Nightly News | July 05, 2012
>>> finally tonight, proof that girl power works. a teenage girl found it distressing that the girls in her ballet class repeatedly complained they were too fat when they were anything but. that eighth grader was inspired to take action and that included going up against a popular magazine she thought might be part of the problem. nbc's mara schiavocampo has our report.
>> reporter: in pitfield, maine 14-year-old julia bloom isn't afraid to step up or to speak out.
>> after i retire from ballet i definitely want to do activist work.
>> reporter: this spring julia started asking her middle school friends what they thought of the glossy, ultra perfect images in teen magazines like "17." she found that many girls were turned off by pictures that were photo shopped and air brushed.
>> these pictures make me feel really bad about myself.

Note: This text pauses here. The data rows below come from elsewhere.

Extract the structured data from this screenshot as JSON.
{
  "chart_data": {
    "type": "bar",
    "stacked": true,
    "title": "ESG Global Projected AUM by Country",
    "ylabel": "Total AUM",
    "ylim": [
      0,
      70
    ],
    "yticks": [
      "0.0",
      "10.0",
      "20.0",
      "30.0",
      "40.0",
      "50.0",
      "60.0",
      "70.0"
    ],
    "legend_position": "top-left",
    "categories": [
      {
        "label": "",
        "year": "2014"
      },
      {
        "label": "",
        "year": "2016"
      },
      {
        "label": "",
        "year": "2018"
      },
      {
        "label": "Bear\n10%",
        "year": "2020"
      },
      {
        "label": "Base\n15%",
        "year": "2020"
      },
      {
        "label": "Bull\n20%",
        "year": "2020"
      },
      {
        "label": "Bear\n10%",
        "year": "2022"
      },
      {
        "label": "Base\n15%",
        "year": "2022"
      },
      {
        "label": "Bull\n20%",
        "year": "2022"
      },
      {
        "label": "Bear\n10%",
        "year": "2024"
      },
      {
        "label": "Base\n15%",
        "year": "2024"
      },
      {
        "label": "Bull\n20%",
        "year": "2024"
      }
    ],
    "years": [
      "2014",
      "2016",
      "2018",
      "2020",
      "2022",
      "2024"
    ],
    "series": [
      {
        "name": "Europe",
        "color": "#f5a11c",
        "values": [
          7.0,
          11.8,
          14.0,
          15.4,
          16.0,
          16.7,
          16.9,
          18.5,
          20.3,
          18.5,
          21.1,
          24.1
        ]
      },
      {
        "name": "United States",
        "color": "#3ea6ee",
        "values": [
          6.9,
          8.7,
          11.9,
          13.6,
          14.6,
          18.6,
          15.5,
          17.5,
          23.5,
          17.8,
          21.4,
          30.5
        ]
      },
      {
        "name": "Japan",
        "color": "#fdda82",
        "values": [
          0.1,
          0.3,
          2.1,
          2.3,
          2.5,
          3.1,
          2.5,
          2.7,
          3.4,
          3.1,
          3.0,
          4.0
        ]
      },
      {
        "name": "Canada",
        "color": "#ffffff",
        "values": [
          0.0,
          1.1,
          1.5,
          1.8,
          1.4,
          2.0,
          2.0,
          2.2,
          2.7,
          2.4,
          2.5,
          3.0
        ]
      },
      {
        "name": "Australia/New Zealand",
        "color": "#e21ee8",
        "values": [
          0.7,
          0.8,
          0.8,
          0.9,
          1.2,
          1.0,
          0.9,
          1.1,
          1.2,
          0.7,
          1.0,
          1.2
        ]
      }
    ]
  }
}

>> reporter: so julia decided to fight back.
>> why don't you back off?
>> reporter: she started a video blog and online petition asking "17" magazine to include at least one unaltered photo spread each month, writing, i want to see regular girls that look like me.
>> it shows girls that there are more than one types of beauty.
>> reporter: critics say twle comes to being bombarded with glamorous photos in magazines and ads teenagers are especially vulnerable.
>> they compare themselves to the images they see when they're forming their self-esteem and sense of who they'll be in the world, and it gives them an unrealistic image to live up to.
>> reporter: julia 's crusade struck a nerve with supporters posting their own videos online .
>> it's wrong on so many levels.
>> reporter: and flocking to the petition. 84,000 signatures in all. this month the magazine announced a body image peace treaty . reaffirming its commitment to never change girls' body or face shapes but saying the magazine will continue to retouch minor imperfections like stray hairs and pimples.
>> started as just a petition and i feel like we've grown into a whole movement.
>> reporter: a movement to change what girls see in magazines and in the mirror. mara schiavocampo, nbc news, new york.